- Video tape cover
- Directed by: Lee Grant
- Produced by: Joseph Feury Milton Justice Carol Cuddy
- Narrated by: Lee Grant
- Cinematography: Tom Hurwitz
- Edited by: Milton Moses Ginsberg
- Music by: Tom Manoff
- Distributed by: HBO
- Release date: 1985;
- Running time: 57 minutes
- Country: United States
- Language: English

= Down and Out in America =

Down and Out in America is a 1985 American documentary film directed by Lee Grant. The documentary won the Academy Award for Best Documentary Feature Film at the 59th Academy Awards, tied with Artie Shaw: Time Is All You've Got.

==Summary==
It is a biting critique of Reaganomics and exploration of poverty in the United States. It won an Academy Award for Best Documentary Feature, tying with Artie Shaw: Time Is All You've Got.

==Production==
Produced by Grant's husband Joseph Feury and Milton Justice, this was the first Academy Award for HBO.

Down and Out in America was produced under Grant and husband/producer Joseph Feury's production deal with HBO. The film was greenlit while Grant was still on location in Yugoslavia on another project. She reportedly told Feury that the subject was too important and that if she could not return in time he should let another director make the film. He refused and convinced her to wrap her current project as early as possible and make the documentary.

==Reception and legacy==
The film received largely positive reviews. The New York Times felt that "DOWN AND OUT IN AMERICA is clear about its message: The system has failed, and the American dream has died.". The film went on to receive the Academy Award for Best Documentary feature, the first Oscar win for the cable broadcast industry.

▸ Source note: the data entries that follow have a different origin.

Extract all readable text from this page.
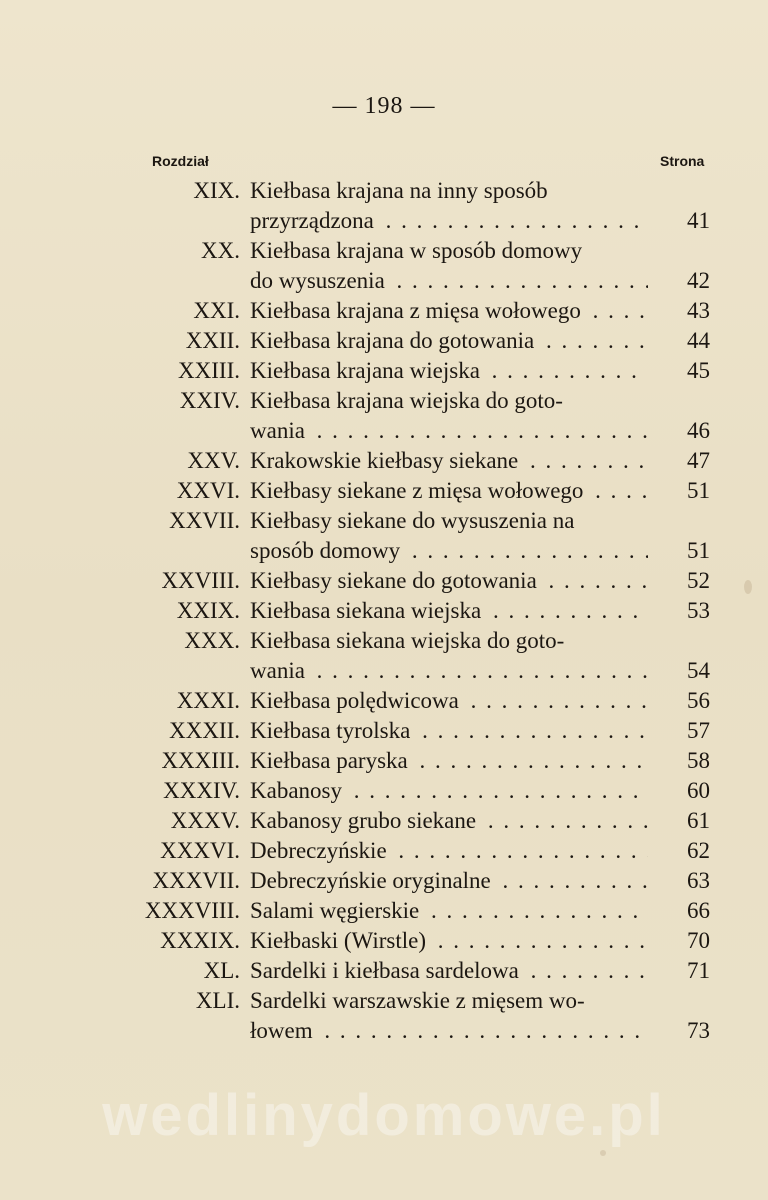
— 198 —
Rozdział	Strona
XIX. Kiełbasa krajana na inny sposób
przyrządzona . . .	41
XX. Kiełbasa krajana w sposób domowy
do wysuszenia . . .	42
XXI. Kiełbasa krajana z mięsa wołowego . . .	43
XXII. Kiełbasa krajana do gotowania . . .	44
XXIII. Kiełbasa krajana wiejska . . .	45
XXIV. Kiełbasa krajana wiejska do goto-
wania . . .	46
XXV. Krakowskie kiełbasy siekane . . .	47
XXVI. Kiełbasy siekane z mięsa wołowego . . .	51
XXVII. Kiełbasy siekane do wysuszenia na
sposób domowy . . .	51
XXVIII. Kiełbasy siekane do gotowania . . .	52
XXIX. Kiełbasa siekana wiejska . . .	53
XXX. Kiełbasa siekana wiejska do goto-
wania . . .	54
XXXI. Kiełbasa polędwicowa . . .	56
XXXII. Kiełbasa tyrolska . . .	57
XXXIII. Kiełbasa paryska . . .	58
XXXIV. Kabanosy . . .	60
XXXV. Kabanosy grubo siekane . . .	61
XXXVI. Debreczyńskie . . .	62
XXXVII. Debreczyńskie oryginalne . . .	63
XXXVIII. Salami węgierskie . . .	66
XXXIX. Kiełbaski (Wirstle) . . .	70
XL. Sardelki i kiełbasa sardelowa . . .	71
XLI. Sardelki warszawskie z mięsem wo-
łowem . . .	73
wedlinydomowe.pl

The film's negative has been preserved in the Academy Film Archive. It is regularly taught in university film and journalism classes. A new print premiered at New York's Film Forum in late 2019 as part of a 13-film retrospective of Grant's work as both actor and director, and the kick off of the film's digital and repertory re-release. Grant and Barbara Kopple introduced the Film Forum screening. It remains one of the most influential portraits of Reaganomics. In April 2020, in response to the COVID-19 crisis, the re-release of Grant's documentaries was re-imagined as one of the first examples of virtual cinema and became "the first virtual repertory series."